… but isn’t it a little bit your fault, really?
jeff parker and i went to the same graduate program but i never knew him. he graduated before i got there. and yet it seemed like everyone there had known him, or has known him since, and has had good things to say about him, and so, when his first novel, ovenman, came out long after even i had left graduate school, i bought it, out of solidarity with him for having braved three winters in syracuse (even though they weren’t the same three winters i had braved, one of which came within a tenth of an inch of breaking the record for all time snowiest), and for publishing with a relatively independent press, and because people had good things to say about it, the novel, as well.
but then i didn’t read it, because the good things people were saying weren’t really good enough. they weren’t bad. in fact, i think the word i heard most often was “fun.” my friends will tell you i’m not against fun — they might actually tell you that i’m way into it — but i don’t mind saying that i’m usually looking for more than that from a book, because, let’s face it, the “fun” of a book can’t really compare to the fun of, for examples, dancing your ass off in a dense crowd of strangers, sitting on a stoop with your friends and some beers, or going out to dinner with your wife, all of which examples are regularly available to me and which compete with my book time.

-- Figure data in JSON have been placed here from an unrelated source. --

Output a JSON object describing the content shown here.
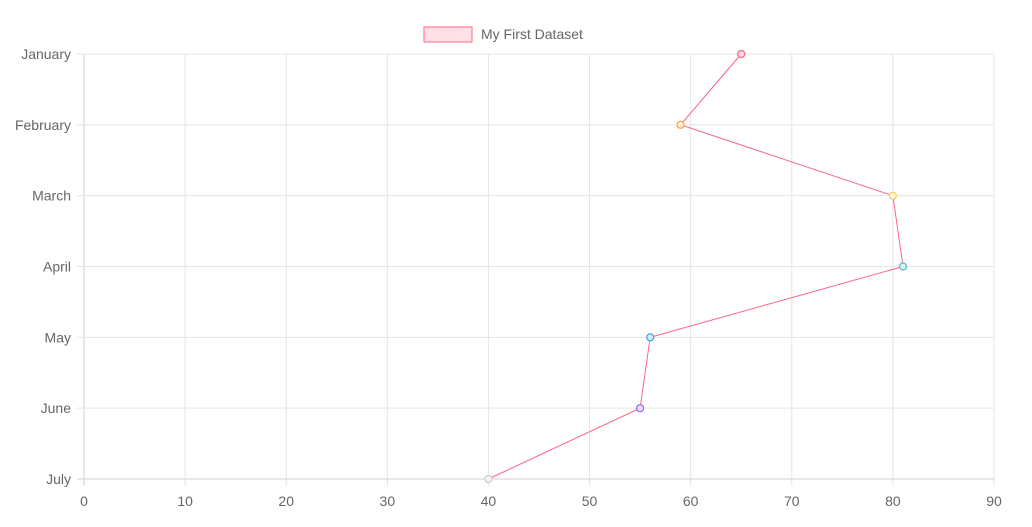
{
  "chart_data": {
    "type": "line",
    "index_axis": "y",
    "legend": {
      "position": "top",
      "entries": [
        "My First Dataset"
      ]
    },
    "categories": [
      "January",
      "February",
      "March",
      "April",
      "May",
      "June",
      "July"
    ],
    "xlim": [
      0,
      90
    ],
    "x_ticks": [
      "0",
      "10",
      "20",
      "30",
      "40",
      "50",
      "60",
      "70",
      "80",
      "90"
    ],
    "grid": true,
    "series": [
      {
        "name": "My First Dataset",
        "values": [
          65,
          59,
          80,
          81,
          56,
          55,
          40
        ],
        "line_color": "#ff6384",
        "legend_fill": "#ffe0e6",
        "point_colors": [
          "#ff6384",
          "#ff9f40",
          "#ffcd56",
          "#4bc0c0",
          "#36a2eb",
          "#9966ff",
          "#c9cbcf"
        ],
        "point_fills": [
          "#ffe0e6",
          "#ffecd9",
          "#fff5dd",
          "#dbf2f2",
          "#d7ecfb",
          "#ebe0ff",
          "#f4f5f5"
        ]
      }
    ]
  }
}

dare i say i’m actually looking for some kind of edification from most of the books i read? the aesthete i once was would kick my face in. he was about 70 pounds heavier than me, a non-effete aesthete. let’s get away from me, all of them, and just say that some of the compliments sounded a little condescending, if not back-handed.
which sucks, because the thing is, this is a book deserving of really high compliments. and when i was first reading it i got a little peeved at my friends who didn’t recommend it strongly enough. but as i went on, i developed a theory as to why nobody talked about it well:
if you try to describe any event in the book you will sound like a total douche. i know because i tried about three times before i finally gave up, realizing i was doing more harm than good.
so rather than try to describe anything concrete, let me say two things.

it was either this or decide where to get dinner.
1. this book is incredibly well written. but it’s written in such a subtle way that you might not notice it, and if you do, and then you try to describe it, you might, again, risk sounding like a douche. so, rather than analyze or explain, let me show you the sequence, which falls on the second page of the novel, that sold me for good:
Last time I went before a judge — that time to take care of over two K in parking tickets, a figure he dropped to five hundred, a figure i’ve yet to pay — he said to me, “Son, this represents a serious caricature flaw.” His Southern made certain words come out more syllabled.
if you can take it from me that this doesn’t come across as mannered or flashy in context, and just appreciate the rhythm and comic timing of the sentences and sensibility, and still not see the brilliance here, then i hate you.
but sentences aren’t everything, with all due respect to gary lutz (seriously, tons of respect, just found this essay a little much) (the fat aesthete i once was loved it, though), so we move to the second thing:
2. i expected parker’s protagonist, when thinfinger (also not as bad as it sounds in context), to be a loveable loser, and to tell the truth, i’m getting tired of loveable losers, so tired i might have to address the issue at a later date. by loveable loser i mean the kind of down on his (it’s always a him) luck sucker you just can’t help but root for. the loveable loser is a caricature of pathetic, a caricature so you don’t have to acknowledge how pathetic you are, whoever you are. he’s a cartoon that makes you feel better about yourself. i’ll do more about him another time.
for now i’ll say that when thinfinger is pathetic, but not a caricature of pathetic, loveable (maybe) and a loser (sure), but not a loveable loser. he’s ambivalent, but also amoral, and he takes agency, which makes the book much, much darker than any of the reviews let on. unfortunately, i can’t risk describing that here.
so how can i reinforce my case? two things i can say that are pretty much undeniable:
1. while the book does its own thing, it shows the influence of padgett powell’s edisto, which, with that qualifier (that it still does its own thing) is one of the highest endoresements i can give.
2. there are gorgeous descriptions of menial labor here. and i don’t want to give you examples. i want you to see them in context. they will make you hate your neighbor so much less.
How is this my fault?
Can’t you see how you’ve disappointed me most of all?
Ovenman is set in Florida. Florida, Gruber. And you didn’t render judgment one way or another.
I don’t know how I’ll ever trust you again.